Mr and Mrs Jones live
in a Housing Association 3 bedroom house. They have lived there for over 30
years, raising 5 children, and maintaining the property immaculately.
Mr Jones works as a
self employed landscape gardener. While not making a huge amount from this
work, he has nevertheless managed to support himself and his family for many
years without recourse to public funds, but when the recession started to bite
in 2008, gardening work became scarcer as people tried to find ways of cutting
back, and he began to fall into debt.
He started to get
depressed. However, he tried to fight this, and in an attempt to meet his
ongoing commitments and to service his debts, he took a part time job
delivering parcels for a national company. But, already depressed, he found the
struggle to keep up with the schedule impossible to manage. He ended up working
hours longer than he was paid to in order to meet the delivery targets.
After a few months of
this, and still unable to meet his financial commitments, one morning he woke
up and was simply unable to get out of bed. He felt terrified to even leave the
house, and would have panic attacks at the very thought of going shopping.
He went off sick, and
started to receive statutory sick pay. He also made a claim for housing benefit
and council tax benefit. But this is where it became even more complicated.

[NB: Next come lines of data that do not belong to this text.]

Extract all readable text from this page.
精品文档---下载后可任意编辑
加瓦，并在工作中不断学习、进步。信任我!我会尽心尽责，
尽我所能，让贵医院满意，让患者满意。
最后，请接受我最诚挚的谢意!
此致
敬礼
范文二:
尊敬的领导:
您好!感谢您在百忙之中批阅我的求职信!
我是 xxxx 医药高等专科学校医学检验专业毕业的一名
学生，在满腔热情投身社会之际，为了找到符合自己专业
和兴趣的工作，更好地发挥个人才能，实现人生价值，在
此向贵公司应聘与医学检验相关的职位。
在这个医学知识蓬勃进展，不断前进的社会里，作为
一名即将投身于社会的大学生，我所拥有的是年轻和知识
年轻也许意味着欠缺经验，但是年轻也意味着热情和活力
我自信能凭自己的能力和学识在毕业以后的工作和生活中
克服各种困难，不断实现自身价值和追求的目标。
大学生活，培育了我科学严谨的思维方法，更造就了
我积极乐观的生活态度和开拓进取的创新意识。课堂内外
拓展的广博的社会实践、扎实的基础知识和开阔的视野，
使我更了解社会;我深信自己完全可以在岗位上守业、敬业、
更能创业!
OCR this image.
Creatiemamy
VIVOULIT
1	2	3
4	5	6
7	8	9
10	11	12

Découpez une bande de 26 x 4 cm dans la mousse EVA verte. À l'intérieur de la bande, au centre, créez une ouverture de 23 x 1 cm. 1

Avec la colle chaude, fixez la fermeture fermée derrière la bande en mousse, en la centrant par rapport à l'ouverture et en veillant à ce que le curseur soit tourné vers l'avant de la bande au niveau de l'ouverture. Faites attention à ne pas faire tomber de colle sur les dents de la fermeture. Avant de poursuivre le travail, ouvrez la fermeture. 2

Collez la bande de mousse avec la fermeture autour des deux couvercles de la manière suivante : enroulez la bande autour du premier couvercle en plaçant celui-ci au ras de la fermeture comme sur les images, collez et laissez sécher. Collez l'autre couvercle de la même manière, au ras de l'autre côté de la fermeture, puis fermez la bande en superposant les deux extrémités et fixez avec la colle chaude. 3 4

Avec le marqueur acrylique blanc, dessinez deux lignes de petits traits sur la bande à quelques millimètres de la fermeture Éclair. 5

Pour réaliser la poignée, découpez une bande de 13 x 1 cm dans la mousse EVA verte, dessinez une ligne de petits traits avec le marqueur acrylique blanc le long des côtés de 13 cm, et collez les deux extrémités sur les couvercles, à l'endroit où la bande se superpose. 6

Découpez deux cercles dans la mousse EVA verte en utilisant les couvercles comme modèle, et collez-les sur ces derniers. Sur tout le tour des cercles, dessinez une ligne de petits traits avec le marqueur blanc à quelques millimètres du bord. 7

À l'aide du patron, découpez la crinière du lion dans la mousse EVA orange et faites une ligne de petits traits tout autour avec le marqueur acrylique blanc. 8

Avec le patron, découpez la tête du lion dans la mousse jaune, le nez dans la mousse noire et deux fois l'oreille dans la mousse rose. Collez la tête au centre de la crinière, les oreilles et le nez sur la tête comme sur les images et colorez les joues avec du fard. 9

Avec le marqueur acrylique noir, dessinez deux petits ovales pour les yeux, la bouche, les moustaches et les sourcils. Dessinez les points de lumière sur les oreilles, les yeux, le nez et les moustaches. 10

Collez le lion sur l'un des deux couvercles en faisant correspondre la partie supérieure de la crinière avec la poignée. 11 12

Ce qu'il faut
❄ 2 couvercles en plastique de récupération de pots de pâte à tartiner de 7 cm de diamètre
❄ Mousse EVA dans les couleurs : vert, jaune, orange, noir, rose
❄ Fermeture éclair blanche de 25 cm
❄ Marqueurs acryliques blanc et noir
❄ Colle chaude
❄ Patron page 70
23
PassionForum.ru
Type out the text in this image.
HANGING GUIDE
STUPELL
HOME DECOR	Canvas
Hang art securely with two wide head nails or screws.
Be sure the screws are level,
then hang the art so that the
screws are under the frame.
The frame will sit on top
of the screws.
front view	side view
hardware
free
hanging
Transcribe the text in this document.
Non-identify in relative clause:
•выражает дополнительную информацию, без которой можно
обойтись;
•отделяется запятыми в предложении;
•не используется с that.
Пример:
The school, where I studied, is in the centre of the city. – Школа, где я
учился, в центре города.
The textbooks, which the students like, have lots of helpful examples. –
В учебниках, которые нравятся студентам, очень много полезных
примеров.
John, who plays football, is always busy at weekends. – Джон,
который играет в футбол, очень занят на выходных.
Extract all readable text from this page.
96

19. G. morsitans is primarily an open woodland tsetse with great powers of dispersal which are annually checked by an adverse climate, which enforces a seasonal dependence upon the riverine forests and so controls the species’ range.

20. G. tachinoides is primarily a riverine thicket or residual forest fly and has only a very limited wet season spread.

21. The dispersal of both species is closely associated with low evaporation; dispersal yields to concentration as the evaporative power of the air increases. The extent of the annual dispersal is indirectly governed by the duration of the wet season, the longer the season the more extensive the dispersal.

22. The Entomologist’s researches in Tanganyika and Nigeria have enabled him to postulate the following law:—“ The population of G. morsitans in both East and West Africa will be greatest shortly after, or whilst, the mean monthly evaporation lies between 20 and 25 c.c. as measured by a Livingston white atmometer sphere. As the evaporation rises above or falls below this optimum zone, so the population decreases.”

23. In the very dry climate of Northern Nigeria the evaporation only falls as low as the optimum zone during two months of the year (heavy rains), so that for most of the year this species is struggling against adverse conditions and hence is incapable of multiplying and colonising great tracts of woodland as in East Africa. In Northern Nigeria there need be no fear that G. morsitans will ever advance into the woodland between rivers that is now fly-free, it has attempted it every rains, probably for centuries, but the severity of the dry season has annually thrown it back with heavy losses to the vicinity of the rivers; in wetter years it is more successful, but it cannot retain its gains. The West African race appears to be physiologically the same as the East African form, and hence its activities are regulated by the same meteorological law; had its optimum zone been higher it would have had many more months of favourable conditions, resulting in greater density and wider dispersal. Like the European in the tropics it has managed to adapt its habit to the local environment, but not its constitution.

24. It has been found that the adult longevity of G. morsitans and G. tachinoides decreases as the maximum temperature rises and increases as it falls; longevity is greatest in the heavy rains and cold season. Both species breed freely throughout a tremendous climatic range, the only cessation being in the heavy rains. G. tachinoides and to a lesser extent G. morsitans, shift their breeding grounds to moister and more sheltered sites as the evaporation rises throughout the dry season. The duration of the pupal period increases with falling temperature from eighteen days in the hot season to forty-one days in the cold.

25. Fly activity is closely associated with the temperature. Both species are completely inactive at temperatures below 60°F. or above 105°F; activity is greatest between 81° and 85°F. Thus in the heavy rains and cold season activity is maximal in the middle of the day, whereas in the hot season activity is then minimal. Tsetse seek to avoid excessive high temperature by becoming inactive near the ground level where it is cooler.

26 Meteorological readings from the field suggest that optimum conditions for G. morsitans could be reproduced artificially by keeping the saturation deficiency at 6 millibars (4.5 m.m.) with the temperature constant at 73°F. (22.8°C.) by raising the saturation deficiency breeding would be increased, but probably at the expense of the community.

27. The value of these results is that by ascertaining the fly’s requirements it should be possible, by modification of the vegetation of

Mrs Jones has a zero hours
contract with a local commercial cleaning company. This means that she fills in
for the sickness or absence of cleaning staff. Sometimes she works 6 hours a
week, sometimes she works 20 hours a week. Some weeks she is not called on at
all.
The consequence of her
erratic income is to make claiming means tested benefits very haphazard. Each
week Mr Jones has to notify the local
authority how much she has earned, and benefits are then paid accordingly. Of
course, there is always a delay in calculating and paying these benefits, which
means that there is little guaranteed money coming into the house to pay
essential bills. Mr Jones is having difficulty trying to pay the prescription
charges for the antidepressant and other medication he has been prescribed to
try to help him recover.
To add to Mr & Mrs
Jones’ woes, because their children are all adult and have left home, they have
two unused bedrooms, so are penalised further by the “bedroom tax”. For the
first time in their lives, they are falling into arrears with their rent.
Their current
predicament is unsustainable. But what should they do?
Should Mrs Jones
continue doing her job? Her irregular income creates havoc with their finances,
and it would surely be better for them as a couple if she stopped work
altogether, so that they would at least be able to count on a regular income from
benefits, inadequate though it is, especially with the additional penalty of
the bedroom tax.
Should they attempt to
move to smaller accommodation to reduce their rent and stop being penalised?
The problem with that is that hundreds of others in social housing in the area
are also trying to do the same thing, and as a consequence, one bedroom
properties are in very short supply. And is it really just that a couple who
have been exemplary tenants, and who have put their lives into maintaining their
house as a much loved home, should have to leave it?
As a mental health
worker, whose job it is to aid recovery from mental illness, I would have to
advise Mr & Mrs Jones to stop working completely, and be reliant on
benefits. That way, their income would be regular and stable, they would be
entitled to help with prescription and dental treatment, and they might be able
to at least pay essential bills, even if they would not be able to service
their debts.
What a shame it is
that the welfare system is not designed to facilitate those people who want to
work, even if only part time, but instead makes it impossible for them to work.
And of course, if Mr Jones remained without work, he would start to be subject
to capability for work assessments, whether there was work for him or not.
Would that harassment hasten his recovery? I think not.